The DynamoDB stream will send out the new record through the event object, the AWS Lambda function below will get the record information and update the csv file stored in AWS S3 which is used for the web application.

import json
import io
import boto3
def lambda_handler(event, context):
bucket_name = 'S3_BUCKET_NAME'
file_name = 'CSV_FILE_NAME'
new_record = ''

for record in event.get('Records'):
if record.get('eventName') in ('INSERT'):
date = record['dynamodb']['NewImage']['date']['S']
gold = record['dynamodb']['NewImage']['gold']['N']
usdx = record['dynamodb']['NewImage']['usdx']['N']
gold20sma = record['dynamodb']['NewImage']['gold/20sma']['N']
gold50sma = record['dynamodb']['NewImage']['gold/50sma']['N']
gold200sma = record['dynamodb']['NewImage']['gold/200sma']['N']
usdx20sma = record['dynamodb']['NewImage']['usdx/20sma']['N']
usdx50sma = record['dynamodb']['NewImage']['usdx/50sma']['N']
usdx200sma = record['dynamodb']['NewImage']['usdx/200sma']['N']
nextdaygold = record['dynamodb']['NewImage']['nextdaygold']['N']
new_record = date + ',' + gold + ',' + usdx + ',' + gold20sma + ',' + gold50sma + ',' + gold200sma + ',' + usdx20sma+ ',' + usdx50sma + ',' + usdx200sma + ',' + nextdaygold + '\n'
print('add new record to S3: ')
print(new_record)

s3 = boto3.resource('s3')
bucket = s3.Bucket(bucket_name)
with io.BytesIO() as data:
bucket.download_fileobj(file_name, data)
# add new record
data.write(new_record.encode('utf-8'))
data.seek(0)
# then write back to s3
bucket.upload_fileobj(data, file_name, ExtraArgs={'ACL':'public-read'})

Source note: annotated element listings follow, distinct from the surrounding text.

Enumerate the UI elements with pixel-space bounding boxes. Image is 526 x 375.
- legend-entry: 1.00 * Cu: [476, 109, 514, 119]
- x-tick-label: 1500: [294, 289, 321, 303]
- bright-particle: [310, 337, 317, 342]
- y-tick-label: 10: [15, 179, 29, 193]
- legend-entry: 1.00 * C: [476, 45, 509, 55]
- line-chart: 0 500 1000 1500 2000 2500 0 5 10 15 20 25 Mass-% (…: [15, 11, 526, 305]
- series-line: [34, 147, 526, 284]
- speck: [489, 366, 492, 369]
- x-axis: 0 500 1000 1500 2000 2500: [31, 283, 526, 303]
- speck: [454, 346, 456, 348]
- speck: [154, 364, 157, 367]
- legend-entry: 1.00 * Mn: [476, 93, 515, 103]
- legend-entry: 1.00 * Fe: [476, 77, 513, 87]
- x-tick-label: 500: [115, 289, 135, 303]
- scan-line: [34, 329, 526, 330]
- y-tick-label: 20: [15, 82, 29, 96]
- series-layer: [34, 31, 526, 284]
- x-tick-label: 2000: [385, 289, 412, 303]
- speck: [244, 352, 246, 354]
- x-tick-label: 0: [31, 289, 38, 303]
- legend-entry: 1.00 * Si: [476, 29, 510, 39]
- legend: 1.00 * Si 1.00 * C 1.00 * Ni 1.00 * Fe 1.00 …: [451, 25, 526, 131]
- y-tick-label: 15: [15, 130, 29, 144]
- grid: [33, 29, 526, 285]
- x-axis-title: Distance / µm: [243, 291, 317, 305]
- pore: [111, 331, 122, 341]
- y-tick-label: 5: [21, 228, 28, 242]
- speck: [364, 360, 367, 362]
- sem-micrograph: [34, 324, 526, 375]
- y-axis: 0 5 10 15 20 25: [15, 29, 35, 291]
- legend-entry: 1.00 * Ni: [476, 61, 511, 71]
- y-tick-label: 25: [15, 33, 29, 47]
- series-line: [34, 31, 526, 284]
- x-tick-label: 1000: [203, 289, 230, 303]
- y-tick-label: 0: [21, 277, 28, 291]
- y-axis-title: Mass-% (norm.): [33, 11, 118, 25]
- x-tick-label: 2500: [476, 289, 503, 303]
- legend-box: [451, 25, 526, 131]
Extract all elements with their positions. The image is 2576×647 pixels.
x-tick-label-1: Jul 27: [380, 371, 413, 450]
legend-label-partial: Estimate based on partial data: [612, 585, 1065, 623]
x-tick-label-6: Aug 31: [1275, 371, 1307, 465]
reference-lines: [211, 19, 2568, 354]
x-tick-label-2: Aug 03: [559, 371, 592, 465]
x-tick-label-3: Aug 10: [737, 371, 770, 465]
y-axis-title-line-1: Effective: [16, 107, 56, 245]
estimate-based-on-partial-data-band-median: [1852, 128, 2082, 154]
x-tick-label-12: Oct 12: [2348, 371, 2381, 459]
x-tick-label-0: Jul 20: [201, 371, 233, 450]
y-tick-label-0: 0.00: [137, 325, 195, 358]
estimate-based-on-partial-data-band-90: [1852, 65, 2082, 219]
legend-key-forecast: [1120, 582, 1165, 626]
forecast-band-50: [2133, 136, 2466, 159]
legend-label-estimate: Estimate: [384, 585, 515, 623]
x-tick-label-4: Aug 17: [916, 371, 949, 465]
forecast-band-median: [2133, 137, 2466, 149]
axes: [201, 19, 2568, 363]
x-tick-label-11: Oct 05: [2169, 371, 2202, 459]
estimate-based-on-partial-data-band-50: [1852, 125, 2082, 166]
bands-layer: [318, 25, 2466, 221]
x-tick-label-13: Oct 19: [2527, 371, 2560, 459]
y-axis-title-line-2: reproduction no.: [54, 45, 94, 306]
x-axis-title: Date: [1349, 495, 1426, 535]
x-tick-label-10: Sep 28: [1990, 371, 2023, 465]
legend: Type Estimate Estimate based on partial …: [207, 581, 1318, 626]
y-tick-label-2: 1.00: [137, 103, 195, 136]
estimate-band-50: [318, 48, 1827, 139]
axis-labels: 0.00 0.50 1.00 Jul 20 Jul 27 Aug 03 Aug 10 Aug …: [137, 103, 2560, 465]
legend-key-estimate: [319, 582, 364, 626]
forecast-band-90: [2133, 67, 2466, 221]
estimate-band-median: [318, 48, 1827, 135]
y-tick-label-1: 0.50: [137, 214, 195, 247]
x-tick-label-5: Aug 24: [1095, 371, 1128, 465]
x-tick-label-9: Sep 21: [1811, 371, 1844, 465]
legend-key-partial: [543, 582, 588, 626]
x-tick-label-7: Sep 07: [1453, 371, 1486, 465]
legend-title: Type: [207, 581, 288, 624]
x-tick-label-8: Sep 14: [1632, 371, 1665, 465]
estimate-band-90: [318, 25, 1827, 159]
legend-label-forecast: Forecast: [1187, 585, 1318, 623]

Now everything is ready for the static web application development to visualize the performance of the machine learning model for gold price prediction. The current model may require further optimization but hope you found the way to build the application using AWS Serverless Platform useful and to help you get started with your own.